In più, vediamo che gli stati a noi confinanti ci stanno chiudendo i confini, Austria e Slovenia principalmente. Ci dispiace vedere che la Slovenia abbia chiuso i confini in maniera così eloquente, cosa poi parzialmente aggiustata con delle disposizioni più leggere. Sicuramente si poteva fare altrimenti, in una maniera più solidale, unita ad una più stretta collaborazione. Ricordiamoci dell'estate scorsa quando la proposta di ripristinare i confini portò a manifestazioni di ogni genere. Ok, siamo in crisi, poco da fare, ma non ci sembra comunque il modo giusto per affrontare il problema. Non è sicuramente colpa di Lubiana se i paesi a lei confinanti le hanno, a loro modo, chiuso le frontiere in faccia, ma non comprendiamo comunque perché anche il traffico merci debba essere stato completamente bloccato senza preavviso, con danni economici ed ambientali molto importanti. Ripetiamo, si poteva fare altrimenti e previa consultazione della Regione almeno. Ricordiamoci che la regione tiene ottimi rapporti culturali e soprattutto commerciali con la Slovenia, rapporti che inevitabilmente saranno rivisti al ribasso nell'immediato periodo del dopo virus. Le proteste di Fedriga e della Farnesina, speriamo facciano sì che la situazione si risolva nel migliore dei modi. Il danno però è fatto, un danno che certamente fa male a Gorizia soprattutto in ottica 2025 - Città Europea della Cultura.

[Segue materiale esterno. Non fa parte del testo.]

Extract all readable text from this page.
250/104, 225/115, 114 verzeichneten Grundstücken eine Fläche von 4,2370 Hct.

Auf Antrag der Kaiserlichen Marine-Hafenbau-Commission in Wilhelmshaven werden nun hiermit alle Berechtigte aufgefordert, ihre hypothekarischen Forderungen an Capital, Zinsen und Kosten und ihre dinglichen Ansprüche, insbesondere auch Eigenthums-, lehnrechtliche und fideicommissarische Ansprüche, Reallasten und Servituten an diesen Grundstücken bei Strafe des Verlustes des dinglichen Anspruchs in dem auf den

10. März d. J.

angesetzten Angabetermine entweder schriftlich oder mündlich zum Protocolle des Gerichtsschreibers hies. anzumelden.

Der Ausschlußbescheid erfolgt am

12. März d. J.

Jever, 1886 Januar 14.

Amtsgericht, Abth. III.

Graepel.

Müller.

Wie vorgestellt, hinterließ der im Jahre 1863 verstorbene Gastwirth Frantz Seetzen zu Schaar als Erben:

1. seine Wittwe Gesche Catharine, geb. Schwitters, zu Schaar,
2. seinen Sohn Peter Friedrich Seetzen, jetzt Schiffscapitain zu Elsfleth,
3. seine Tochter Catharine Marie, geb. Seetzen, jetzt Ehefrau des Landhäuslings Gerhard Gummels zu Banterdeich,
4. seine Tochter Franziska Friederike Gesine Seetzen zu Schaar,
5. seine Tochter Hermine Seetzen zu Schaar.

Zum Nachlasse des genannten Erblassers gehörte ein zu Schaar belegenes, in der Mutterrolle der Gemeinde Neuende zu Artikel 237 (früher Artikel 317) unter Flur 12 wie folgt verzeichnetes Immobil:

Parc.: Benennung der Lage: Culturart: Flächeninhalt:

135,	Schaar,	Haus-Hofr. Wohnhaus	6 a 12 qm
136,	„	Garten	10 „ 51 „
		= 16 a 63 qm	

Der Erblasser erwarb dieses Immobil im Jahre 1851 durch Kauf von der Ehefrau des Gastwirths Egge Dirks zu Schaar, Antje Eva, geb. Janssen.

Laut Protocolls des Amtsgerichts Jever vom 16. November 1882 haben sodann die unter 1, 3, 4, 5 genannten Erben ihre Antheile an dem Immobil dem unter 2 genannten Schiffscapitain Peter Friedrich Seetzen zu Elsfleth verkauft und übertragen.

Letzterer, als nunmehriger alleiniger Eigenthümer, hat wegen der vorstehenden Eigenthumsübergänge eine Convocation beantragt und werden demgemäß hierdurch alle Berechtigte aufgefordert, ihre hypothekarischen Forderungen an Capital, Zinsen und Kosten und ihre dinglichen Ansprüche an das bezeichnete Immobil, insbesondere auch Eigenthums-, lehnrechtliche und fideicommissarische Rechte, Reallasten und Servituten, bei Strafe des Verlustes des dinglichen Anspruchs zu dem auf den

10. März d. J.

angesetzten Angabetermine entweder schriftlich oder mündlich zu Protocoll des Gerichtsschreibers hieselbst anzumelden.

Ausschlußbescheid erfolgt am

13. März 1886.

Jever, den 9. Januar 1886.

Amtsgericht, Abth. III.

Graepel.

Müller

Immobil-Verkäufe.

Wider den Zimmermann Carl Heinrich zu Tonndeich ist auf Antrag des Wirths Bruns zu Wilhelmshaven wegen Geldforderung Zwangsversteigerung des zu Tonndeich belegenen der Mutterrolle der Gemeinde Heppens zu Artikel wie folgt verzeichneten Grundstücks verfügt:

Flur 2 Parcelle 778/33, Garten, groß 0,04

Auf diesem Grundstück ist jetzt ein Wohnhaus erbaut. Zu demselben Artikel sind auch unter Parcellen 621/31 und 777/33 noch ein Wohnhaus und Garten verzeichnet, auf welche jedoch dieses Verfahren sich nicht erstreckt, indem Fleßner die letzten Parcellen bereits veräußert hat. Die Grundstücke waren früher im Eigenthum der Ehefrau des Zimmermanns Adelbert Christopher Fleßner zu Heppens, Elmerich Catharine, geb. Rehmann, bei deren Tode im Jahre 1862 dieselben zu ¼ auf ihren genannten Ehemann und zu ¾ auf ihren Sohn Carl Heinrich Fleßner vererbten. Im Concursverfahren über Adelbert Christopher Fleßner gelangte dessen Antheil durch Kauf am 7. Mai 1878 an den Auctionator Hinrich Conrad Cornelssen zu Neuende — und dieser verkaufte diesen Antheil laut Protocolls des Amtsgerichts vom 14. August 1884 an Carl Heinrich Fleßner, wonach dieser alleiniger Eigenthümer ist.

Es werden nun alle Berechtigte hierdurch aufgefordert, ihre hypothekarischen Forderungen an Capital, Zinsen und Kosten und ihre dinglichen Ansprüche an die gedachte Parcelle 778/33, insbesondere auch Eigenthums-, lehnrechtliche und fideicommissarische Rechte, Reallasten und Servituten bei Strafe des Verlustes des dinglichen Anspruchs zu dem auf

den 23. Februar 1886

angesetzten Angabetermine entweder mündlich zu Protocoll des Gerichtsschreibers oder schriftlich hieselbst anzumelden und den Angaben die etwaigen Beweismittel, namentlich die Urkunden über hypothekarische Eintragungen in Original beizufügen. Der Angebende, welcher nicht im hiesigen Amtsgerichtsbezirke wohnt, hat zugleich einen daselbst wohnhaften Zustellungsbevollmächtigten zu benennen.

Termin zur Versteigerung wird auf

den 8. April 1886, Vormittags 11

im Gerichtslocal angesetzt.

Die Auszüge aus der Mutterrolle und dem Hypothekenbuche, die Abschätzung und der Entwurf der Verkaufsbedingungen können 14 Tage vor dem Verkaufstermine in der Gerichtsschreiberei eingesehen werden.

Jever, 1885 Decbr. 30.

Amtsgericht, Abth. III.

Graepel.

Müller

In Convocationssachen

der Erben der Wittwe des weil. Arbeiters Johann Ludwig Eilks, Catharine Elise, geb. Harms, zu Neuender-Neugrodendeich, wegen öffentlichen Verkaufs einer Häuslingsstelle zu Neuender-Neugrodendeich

In tutto questo però sentiamo la mancanza di Bruxelles. Non bastano le dolci parole della Von der Leyen, le rassicurazioni (con tanto di gaffe) della BCE, della Merkel ecc. Non bastano solo i soldi, che dovrebbero comunque arrivare, serve più umanità e solidarietà. Ci sembrerebbe normalissimo che tra paesi europei ci si dia automaticamente una mano in momenti del genere, cosa non sempre scontata, come abbiamo visto. Infatti, non c'è da stupirsi che gli aiuti cinesi abbiano acceso i cuori di milioni di Italiani, una cosa che verrà sicuramente molto comoda alla Cina a discapito (forse) del mondo Occidentale.

Quindi, in tutto questo si evince che gli equilibri geopolitici possono mutare molto in fretta. Sta agli europei, ai popoli europei, decidere come comportarsi e con chi stare, con o contro noi stessi.